Литмир - Электронная Библиотека
A
A

Поднимая глаза от края золотой массы к этой неумолимой черте, он как будто старался рассчитать, сколько дней отделяет его от свободы. А вокруг Инки стояли безмолвные и печальные слуги и служанки и читали на любимом лице то, чего не мог выразить язык. Ведь у этих людей не было слов для обозначения многого такого, что мы, созданные совсем иначе, умели выразить без труда и что тем не менее не имело никакого содержания.

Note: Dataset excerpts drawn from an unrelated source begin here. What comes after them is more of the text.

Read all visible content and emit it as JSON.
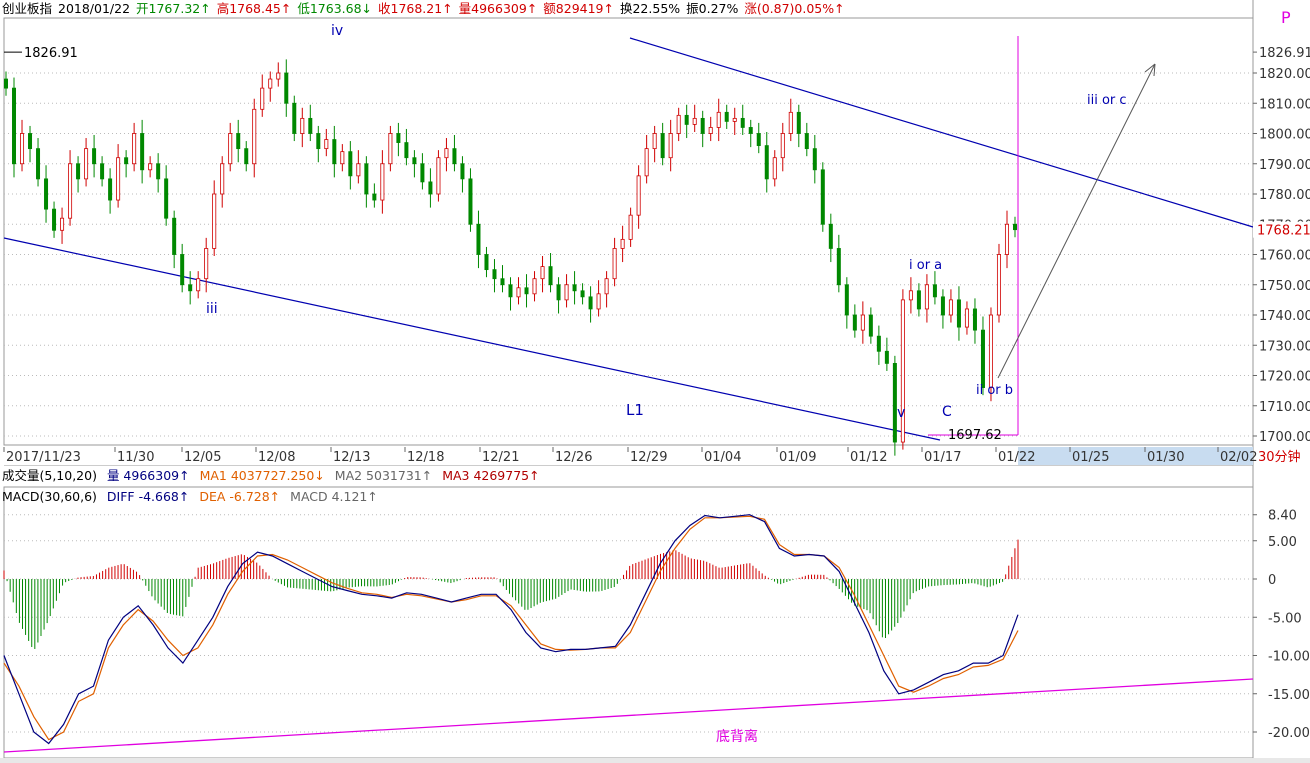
{
  "header": {
    "name": "创业板指",
    "date": "2018/01/22",
    "open": "开1767.32↑",
    "high": "高1768.45↑",
    "low": "低1763.68↓",
    "close": "收1768.21↑",
    "volume": "量4966309↑",
    "amount": "额829419↑",
    "turnover": "换22.55%",
    "amplitude": "振0.27%",
    "change": "涨(0.87)0.05%↑"
  },
  "corner_label": "P",
  "period_label": "30分钟",
  "volume_panel": {
    "title": "成交量(5,10,20)",
    "vol": "量 4966309↑",
    "ma1": "MA1 4037727.250↓",
    "ma2": "MA2 5031731↑",
    "ma3": "MA3 4269775↑"
  },
  "macd_panel": {
    "title": "MACD(30,60,6)",
    "diff": "DIFF -4.668↑",
    "dea": "DEA -6.728↑",
    "macd": "MACD 4.121↑"
  },
  "annotations": {
    "high_price": "1826.91",
    "low_price": "1697.62",
    "last_price": "1768.21",
    "wave_iv": "iv",
    "wave_iii": "iii",
    "wave_v": "v",
    "wave_C": "C",
    "wave_L1": "L1",
    "wave_i_or_a": "i or a",
    "wave_ii_or_b": "ii or b",
    "wave_iii_or_c": "iii or c",
    "divergence": "底背离"
  },
  "colors": {
    "up": "#d00000",
    "down": "#008800",
    "trend_line": "#0000b0",
    "magenta": "#e000e0",
    "dif": "#000080",
    "dea": "#e06000"
  },
  "chart_data": [
    {
      "type": "candlestick",
      "title": "创业板指 30分钟",
      "x_ticks": [
        "2017/11/23",
        "11/30",
        "12/05",
        "12/08",
        "12/13",
        "12/18",
        "12/21",
        "12/26",
        "12/29",
        "01/04",
        "01/09",
        "01/12",
        "01/17",
        "01/22",
        "01/25",
        "01/30",
        "02/02"
      ],
      "y_ticks": [
        "1826.91",
        "1820.00",
        "1810.00",
        "1800.00",
        "1790.00",
        "1780.00",
        "1770.00",
        "1760.00",
        "1750.00",
        "1740.00",
        "1730.00",
        "1720.00",
        "1710.00",
        "1700.00"
      ],
      "ylim": [
        1697,
        1830
      ],
      "close_path": [
        1815,
        1790,
        1800,
        1795,
        1785,
        1775,
        1768,
        1772,
        1790,
        1785,
        1795,
        1790,
        1785,
        1778,
        1792,
        1790,
        1800,
        1788,
        1790,
        1785,
        1772,
        1760,
        1750,
        1748,
        1752,
        1762,
        1780,
        1790,
        1800,
        1795,
        1790,
        1808,
        1815,
        1818,
        1820,
        1810,
        1800,
        1805,
        1800,
        1795,
        1798,
        1790,
        1794,
        1786,
        1790,
        1780,
        1778,
        1790,
        1800,
        1797,
        1792,
        1790,
        1784,
        1780,
        1792,
        1795,
        1790,
        1785,
        1770,
        1760,
        1755,
        1752,
        1750,
        1746,
        1749,
        1747,
        1752,
        1756,
        1750,
        1745,
        1750,
        1748,
        1746,
        1742,
        1747,
        1752,
        1762,
        1765,
        1773,
        1786,
        1795,
        1800,
        1792,
        1800,
        1806,
        1803,
        1805,
        1800,
        1802,
        1807,
        1804,
        1805,
        1802,
        1800,
        1796,
        1785,
        1792,
        1800,
        1807,
        1800,
        1795,
        1788,
        1770,
        1762,
        1750,
        1740,
        1735,
        1740,
        1733,
        1728,
        1724,
        1698,
        1745,
        1748,
        1742,
        1750,
        1746,
        1740,
        1745,
        1736,
        1742,
        1735,
        1716,
        1740,
        1760,
        1770,
        1768.21
      ],
      "high": 1826.91,
      "low": 1697.62,
      "last": 1768.21
    },
    {
      "type": "line",
      "title": "MACD(30,60,6)",
      "y_ticks": [
        "8.40",
        "5.00",
        "0",
        "-5.00",
        "-10.00",
        "-15.00",
        "-20.00"
      ],
      "ylim": [
        -22,
        10
      ],
      "series": [
        {
          "name": "DIFF",
          "values": [
            -10,
            -15,
            -20,
            -21.5,
            -19,
            -15,
            -14,
            -8,
            -5,
            -3.5,
            -6,
            -9,
            -11,
            -8,
            -5,
            -1,
            2,
            3.5,
            3,
            2,
            1,
            0,
            -1,
            -1.5,
            -2,
            -2.2,
            -2.5,
            -1.8,
            -2,
            -2.5,
            -3,
            -2.5,
            -2,
            -2,
            -4,
            -7,
            -9,
            -9.5,
            -9.2,
            -9.2,
            -9,
            -8.8,
            -6,
            -2,
            2,
            5,
            7,
            8.3,
            8,
            8.2,
            8.4,
            7.5,
            4,
            3,
            3.2,
            3,
            1,
            -3,
            -7,
            -12,
            -15,
            -14.5,
            -13.5,
            -12.5,
            -12,
            -11,
            -11,
            -10,
            -4.668
          ]
        },
        {
          "name": "DEA",
          "values": [
            -11,
            -14,
            -18,
            -21,
            -20,
            -16,
            -15,
            -9,
            -6,
            -4,
            -5.5,
            -8,
            -10,
            -9,
            -6,
            -2,
            1,
            3,
            3.2,
            2.5,
            1.5,
            0.5,
            -0.5,
            -1.2,
            -1.8,
            -2,
            -2.4,
            -2,
            -2.2,
            -2.6,
            -3,
            -2.7,
            -2.2,
            -2.2,
            -3.5,
            -6,
            -8.5,
            -9.2,
            -9.3,
            -9.2,
            -9,
            -9,
            -7,
            -3,
            1,
            4,
            6.5,
            8,
            8,
            8.1,
            8.2,
            7.8,
            4.5,
            3.2,
            3.2,
            3,
            1.5,
            -2,
            -6,
            -10,
            -14,
            -14.8,
            -14,
            -13,
            -12.5,
            -11.5,
            -11.3,
            -10.5,
            -6.728
          ]
        },
        {
          "name": "MACD",
          "values": [
            4.121
          ]
        }
      ],
      "trend_line_label": "底背离"
    }
  ]
}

Мне трудно передавать мои собственные впечатления, а еще труднее при попытке изобразить переживания Атауальпы — те чувства, какие таились в глубине его души и о которых я лишь смутно мог догадываться. Удивительные свойства его личности с каждым днем, с каждым часом все сильнее смущали меня и тревожили. В чем тут было дело, я не знаю. Какое-то неясное чувство твердило мне, что на мне лежит долг проникнуть в его внутренний мир и дать себе отчет в том, что творится в глубине его души. В его присутствии я невольно ощущал трепет: меня поражала, если можно так выразиться, необыкновенная человечность этой личности; в нем чувствовалась какая-то необычайная чистота, что-то загадочное, невыразимое словами и до того нежное, чувствительное, что жутко было к нему прикоснуться, нечто такое, от чего я не мог отвести очей и что словно и на меня отбрасывало свою скорбную тень.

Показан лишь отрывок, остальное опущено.